Vachss: I love them.

blur: Do you have any?

Vachss: Lots of them. Over time, I've had every dog that you see in the book. The Neapolitan Mastiff, to the Bull Mastiff-Shepherd cross, to the Pit Bull to the Rottweiler. Now I have a Pit Bull.

blur: What is it about dogs that moves you?

Vachss: I was raised in a place that was rather rough and one of the problems with that place was rats. As anybody who has really lived in the real life, when a cat sees a rat, the cat bolts. But I had a terrier. And I cannot express to you what it's like to be lying in a bed hearing the rat's claws over the linoleum and next to me there's this little terrier who turns as stiff as an iron bar, launches off that bed, kills what scares me so much and trots back and climbs back into bed. That's a dog for you, unlike a cat which is nothing but a lap dancer with fur. You couldn't have a seeing-eye cat.

blur: But there's a certain fundamental honesty about cats. It's "Fuck you and where's the food?"

Vachss: Yeah but there's a certain honesty about serial killers too.

THE QUESTION

blur: I am going to ask you the last question twice, once in the context of a four-year-old and again in the context of an adult. At four, do you think that children can see, experience or endure so much evil that they lose the capacity to love anything?

Vachss: They can certainly lose the capacity to trust. They can experience a reordering of the neuron paths so that they process information where romance becomes rape. They can certainly fail to develop that fundamental thing which distinguishes us from the sociopath, and that is empathy. So, yes.

blur: Recast the question for an adult—do you think that a person can see, experience or endure so much evil that they lose the capacity to love anything?

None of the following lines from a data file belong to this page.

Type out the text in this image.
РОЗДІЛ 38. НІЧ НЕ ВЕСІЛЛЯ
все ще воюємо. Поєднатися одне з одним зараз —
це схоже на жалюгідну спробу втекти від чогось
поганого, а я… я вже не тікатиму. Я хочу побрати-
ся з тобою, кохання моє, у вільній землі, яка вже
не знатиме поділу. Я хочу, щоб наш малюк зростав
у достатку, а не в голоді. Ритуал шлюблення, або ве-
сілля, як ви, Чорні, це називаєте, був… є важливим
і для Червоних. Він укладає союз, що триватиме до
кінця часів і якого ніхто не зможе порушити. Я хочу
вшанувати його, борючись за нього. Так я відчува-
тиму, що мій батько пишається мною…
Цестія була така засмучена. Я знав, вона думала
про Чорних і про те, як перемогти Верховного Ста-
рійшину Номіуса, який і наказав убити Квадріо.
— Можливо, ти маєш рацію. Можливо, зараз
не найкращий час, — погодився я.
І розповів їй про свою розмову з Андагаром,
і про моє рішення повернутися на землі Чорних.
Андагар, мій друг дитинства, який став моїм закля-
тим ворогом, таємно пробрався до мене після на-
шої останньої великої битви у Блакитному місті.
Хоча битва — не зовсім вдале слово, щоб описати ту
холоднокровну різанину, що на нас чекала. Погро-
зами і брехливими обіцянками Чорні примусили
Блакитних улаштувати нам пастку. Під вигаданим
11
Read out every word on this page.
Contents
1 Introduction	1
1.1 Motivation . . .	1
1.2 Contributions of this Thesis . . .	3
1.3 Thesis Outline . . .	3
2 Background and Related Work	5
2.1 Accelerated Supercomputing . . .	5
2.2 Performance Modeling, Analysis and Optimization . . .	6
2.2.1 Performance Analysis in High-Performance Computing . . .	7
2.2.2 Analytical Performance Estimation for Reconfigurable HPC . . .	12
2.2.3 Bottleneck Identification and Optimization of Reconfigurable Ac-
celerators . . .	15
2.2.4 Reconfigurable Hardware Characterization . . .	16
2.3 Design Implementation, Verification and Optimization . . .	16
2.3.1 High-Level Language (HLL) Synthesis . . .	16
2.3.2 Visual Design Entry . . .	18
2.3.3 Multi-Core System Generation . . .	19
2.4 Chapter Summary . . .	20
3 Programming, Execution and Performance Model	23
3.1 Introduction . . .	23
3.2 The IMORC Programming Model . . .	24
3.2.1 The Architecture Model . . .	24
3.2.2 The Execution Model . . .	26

Vachss: Yes, I was in the war in Biafra. If you want an update, look at Rwanda. Some of the people who survived that, women who were gang-raped as a tribal stamp so that they only lived to bear the enemies' children. People who watched their children torched to death. I don't know though. Sometimes you see people will go through the same experiences and not only maintain the capacity to love but use it to protect others. What you've put your finger on is the key to the species. Common thinking would say, "You're an abused kid so you'll grow up to be a serial killer." But the mystery of life is why so many abused kids don't grow up to be that. And that's where we're focusing all our energy.

blur: You're one person who has seen probably more than the Western person has seen in terms of degradation and evil. Has it affected you?

Vachss: I stay sad. Sad is my permanent personality. Most of the nerve endings have been pretty well cauterized.